Parallelamente, i tassi di interesse stanno tornando a salire. Il costo del credito per le imprese è già intorno al 3,3% e potrebbe aumentare ulteriormente, anche in vista di nuove strette monetarie per contrastare l’inflazione. Il risultato è meno accesso al credito e maggiori difficoltà nel finanziare nuovi progetti, proprio mentre le imprese devono fronteggiare costi crescenti.
Sul fronte produttivo emergono segnali contrastanti. L’industria mostra un’attività ancora sostenuta, anche grazie a strategie precauzionali come l’accumulo di scorte per anticipare ulteriori rincari. Tuttavia, le attese sulla produzione sono in peggioramento. Anche i servizi registrano un indebolimento: gli indicatori di domanda sono scesi in area recessiva, segnalando una domanda in calo.
A sostenere il sistema restano gli investimenti, ancora supportati nei primi mesi del 2026 dalle risorse del Pnrr. Un elemento di stabilità, ma che potrebbe non bastare se il contesto dovesse ulteriormente deteriorarsi.
Le nuove preoccupazioni su costi ed export
Oltre all’energia, le imprese segnalano un aumento generalizzato dei costi lungo tutta la filiera. Dal sondaggio condotto da Confindustria tra le grandi aziende emerge che il principale ostacolo è proprio il costo dell’energia (indicato dal 25% degli intervistati), seguito dai costi di trasporto e assicurazione (21,9%) e dal rincaro delle materie prime non energetiche (18,4%).
Se il conflitto dovesse protrarsi, cambierebbe anche la gerarchia delle preoccupazioni: le materie prime diventerebbero il primo fattore critico, seguite dall’energia e dalla logistica. Crescono inoltre i timori legati alle catene di approvvigionamento e alla disponibilità di input produttivi, con il rischio di carenze e rallentamenti.

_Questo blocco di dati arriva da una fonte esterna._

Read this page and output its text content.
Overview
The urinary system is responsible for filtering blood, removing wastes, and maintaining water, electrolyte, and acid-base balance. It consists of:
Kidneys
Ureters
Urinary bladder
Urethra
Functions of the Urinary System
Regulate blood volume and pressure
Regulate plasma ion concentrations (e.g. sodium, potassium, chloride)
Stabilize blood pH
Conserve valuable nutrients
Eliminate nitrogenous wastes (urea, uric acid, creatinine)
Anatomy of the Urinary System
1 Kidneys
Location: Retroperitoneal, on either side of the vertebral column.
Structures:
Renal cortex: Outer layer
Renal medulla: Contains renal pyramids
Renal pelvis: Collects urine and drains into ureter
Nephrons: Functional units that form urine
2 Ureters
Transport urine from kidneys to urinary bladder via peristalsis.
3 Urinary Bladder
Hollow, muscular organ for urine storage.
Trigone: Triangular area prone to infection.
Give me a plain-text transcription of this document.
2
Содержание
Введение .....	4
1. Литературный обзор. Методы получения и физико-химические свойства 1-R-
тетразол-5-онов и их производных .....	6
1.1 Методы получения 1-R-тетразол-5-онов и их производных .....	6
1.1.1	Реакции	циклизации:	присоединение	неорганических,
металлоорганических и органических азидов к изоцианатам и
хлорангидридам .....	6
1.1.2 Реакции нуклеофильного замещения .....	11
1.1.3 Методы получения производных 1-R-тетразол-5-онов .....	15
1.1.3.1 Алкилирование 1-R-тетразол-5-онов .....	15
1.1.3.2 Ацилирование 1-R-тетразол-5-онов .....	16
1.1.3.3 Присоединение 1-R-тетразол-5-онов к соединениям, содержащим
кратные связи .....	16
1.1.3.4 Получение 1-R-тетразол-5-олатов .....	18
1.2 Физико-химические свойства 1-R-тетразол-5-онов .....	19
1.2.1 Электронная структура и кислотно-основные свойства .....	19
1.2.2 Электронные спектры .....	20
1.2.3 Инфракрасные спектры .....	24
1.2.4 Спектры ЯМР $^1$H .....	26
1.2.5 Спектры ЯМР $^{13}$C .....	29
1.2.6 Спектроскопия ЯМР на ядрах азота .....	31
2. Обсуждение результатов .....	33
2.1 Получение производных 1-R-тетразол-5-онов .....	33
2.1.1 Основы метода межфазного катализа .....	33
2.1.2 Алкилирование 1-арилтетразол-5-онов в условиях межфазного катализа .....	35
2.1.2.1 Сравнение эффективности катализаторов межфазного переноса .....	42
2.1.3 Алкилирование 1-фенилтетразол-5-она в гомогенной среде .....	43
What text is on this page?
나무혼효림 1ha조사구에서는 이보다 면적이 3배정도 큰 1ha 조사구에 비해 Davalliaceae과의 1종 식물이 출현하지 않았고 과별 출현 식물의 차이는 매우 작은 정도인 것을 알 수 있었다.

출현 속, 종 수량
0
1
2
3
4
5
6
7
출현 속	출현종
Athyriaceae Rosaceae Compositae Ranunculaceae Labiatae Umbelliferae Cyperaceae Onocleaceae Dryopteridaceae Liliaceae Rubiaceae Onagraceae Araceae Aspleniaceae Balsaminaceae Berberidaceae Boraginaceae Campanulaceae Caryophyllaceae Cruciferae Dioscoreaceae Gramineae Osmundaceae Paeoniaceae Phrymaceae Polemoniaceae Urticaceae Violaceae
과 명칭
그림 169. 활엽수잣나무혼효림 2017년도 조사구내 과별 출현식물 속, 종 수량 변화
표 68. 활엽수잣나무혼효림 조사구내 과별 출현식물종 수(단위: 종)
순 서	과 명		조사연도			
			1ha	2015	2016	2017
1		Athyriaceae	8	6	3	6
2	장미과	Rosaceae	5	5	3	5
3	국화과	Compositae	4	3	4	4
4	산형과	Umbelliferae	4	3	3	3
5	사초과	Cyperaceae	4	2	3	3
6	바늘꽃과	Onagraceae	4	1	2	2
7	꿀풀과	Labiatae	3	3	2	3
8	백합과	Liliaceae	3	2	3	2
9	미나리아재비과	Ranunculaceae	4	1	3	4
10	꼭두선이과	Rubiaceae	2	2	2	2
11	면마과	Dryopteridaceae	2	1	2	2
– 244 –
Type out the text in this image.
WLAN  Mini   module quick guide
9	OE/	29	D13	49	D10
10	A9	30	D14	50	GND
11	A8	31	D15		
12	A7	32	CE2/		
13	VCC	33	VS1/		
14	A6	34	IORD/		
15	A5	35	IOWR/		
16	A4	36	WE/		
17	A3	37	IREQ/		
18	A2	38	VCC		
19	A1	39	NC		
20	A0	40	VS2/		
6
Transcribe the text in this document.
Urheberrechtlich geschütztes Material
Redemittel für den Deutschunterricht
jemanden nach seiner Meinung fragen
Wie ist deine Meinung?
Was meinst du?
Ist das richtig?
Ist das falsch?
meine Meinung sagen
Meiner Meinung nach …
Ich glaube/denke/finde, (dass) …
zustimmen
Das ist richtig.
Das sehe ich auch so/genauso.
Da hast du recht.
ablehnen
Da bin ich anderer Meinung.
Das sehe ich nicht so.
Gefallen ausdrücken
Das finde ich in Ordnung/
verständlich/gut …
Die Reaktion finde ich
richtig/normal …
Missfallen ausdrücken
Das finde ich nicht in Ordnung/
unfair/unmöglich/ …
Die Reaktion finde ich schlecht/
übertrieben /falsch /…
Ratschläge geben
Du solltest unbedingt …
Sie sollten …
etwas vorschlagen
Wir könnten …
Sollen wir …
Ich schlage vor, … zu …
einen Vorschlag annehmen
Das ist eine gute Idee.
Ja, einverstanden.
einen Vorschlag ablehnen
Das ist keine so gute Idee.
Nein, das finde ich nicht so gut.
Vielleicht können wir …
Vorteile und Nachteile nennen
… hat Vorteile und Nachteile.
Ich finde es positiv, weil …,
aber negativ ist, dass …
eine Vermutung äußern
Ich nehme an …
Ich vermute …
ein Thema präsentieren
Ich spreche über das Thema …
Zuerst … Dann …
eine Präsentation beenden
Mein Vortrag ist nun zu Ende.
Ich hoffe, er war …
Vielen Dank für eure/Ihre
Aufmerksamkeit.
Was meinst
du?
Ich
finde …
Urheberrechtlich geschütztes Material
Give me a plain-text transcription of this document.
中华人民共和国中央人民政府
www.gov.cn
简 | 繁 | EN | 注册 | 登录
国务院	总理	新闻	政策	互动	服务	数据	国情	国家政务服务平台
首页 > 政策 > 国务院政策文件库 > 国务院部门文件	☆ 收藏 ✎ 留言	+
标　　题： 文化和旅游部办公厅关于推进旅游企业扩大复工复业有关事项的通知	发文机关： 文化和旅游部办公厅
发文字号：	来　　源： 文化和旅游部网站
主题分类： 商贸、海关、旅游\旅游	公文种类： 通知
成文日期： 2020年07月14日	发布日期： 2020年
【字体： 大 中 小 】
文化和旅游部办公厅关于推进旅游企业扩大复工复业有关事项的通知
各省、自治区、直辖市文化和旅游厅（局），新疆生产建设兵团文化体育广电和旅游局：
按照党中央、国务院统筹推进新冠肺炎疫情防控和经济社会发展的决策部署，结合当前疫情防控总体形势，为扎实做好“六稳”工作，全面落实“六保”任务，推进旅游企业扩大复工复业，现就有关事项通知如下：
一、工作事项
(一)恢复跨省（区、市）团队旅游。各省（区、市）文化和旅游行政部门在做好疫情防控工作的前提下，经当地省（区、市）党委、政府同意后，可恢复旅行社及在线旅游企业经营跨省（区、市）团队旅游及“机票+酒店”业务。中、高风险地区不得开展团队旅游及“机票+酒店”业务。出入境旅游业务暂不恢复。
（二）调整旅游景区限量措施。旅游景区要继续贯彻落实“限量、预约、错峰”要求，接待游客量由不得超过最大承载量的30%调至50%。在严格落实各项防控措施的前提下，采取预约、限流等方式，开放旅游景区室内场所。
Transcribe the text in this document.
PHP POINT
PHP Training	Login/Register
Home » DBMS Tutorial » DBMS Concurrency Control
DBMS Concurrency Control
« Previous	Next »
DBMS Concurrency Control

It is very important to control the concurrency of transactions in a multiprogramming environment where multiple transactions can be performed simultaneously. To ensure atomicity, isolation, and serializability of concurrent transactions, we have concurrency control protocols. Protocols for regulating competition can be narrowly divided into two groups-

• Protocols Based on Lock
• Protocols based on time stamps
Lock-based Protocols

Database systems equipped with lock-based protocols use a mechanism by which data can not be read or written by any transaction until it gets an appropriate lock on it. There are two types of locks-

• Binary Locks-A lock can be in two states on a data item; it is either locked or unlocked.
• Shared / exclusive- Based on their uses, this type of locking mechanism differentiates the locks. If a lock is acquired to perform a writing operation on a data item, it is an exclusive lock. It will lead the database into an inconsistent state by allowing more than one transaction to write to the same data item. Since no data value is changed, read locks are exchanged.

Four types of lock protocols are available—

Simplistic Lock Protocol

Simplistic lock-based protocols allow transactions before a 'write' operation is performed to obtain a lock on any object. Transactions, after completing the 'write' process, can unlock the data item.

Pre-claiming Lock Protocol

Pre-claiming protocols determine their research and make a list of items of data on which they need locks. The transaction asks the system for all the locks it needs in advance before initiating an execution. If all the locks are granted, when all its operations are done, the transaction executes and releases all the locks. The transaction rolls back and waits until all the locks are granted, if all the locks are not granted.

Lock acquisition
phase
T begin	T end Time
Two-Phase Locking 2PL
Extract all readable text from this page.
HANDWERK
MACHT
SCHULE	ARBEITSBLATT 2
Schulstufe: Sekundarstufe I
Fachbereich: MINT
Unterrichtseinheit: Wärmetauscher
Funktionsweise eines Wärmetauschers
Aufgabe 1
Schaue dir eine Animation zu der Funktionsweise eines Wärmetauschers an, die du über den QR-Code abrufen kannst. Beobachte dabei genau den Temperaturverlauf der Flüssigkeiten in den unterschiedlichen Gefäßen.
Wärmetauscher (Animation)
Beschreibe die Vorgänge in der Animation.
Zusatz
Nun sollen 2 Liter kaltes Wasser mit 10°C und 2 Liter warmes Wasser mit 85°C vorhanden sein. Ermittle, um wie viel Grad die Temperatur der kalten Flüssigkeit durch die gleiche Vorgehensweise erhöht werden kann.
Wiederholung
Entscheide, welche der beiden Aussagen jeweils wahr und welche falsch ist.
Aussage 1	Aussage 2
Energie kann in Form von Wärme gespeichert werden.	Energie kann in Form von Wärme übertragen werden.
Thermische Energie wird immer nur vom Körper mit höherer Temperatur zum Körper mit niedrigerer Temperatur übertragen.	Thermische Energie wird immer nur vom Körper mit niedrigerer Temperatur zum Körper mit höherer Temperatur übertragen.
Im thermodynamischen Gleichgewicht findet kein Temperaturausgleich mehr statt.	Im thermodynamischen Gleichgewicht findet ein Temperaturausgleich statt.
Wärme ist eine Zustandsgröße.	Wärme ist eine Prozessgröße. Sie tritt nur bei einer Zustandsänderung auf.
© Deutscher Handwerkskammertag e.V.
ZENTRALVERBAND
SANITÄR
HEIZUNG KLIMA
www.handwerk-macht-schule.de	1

Sul fronte estero, l’export mostra segnali misti. Da un lato si registra un rimbalzo delle vendite negli Stati Uniti, dall’altro pesano i nuovi dazi e le tensioni geopolitiche, con effetti potenziali su circa 22 miliardi di esportazioni verso i paesi del Golfo e su alcune forniture strategiche come alluminio e fertilizzanti.
Nel complesso, il quadro che emerge è quello di un sistema produttivo sotto pressione, chiamato a fronteggiare contemporaneamente costi in aumento, domanda incerta e condizioni finanziarie più restrittive. Come sottolinea Confindustria, tutto dipenderà dalla durata del conflitto.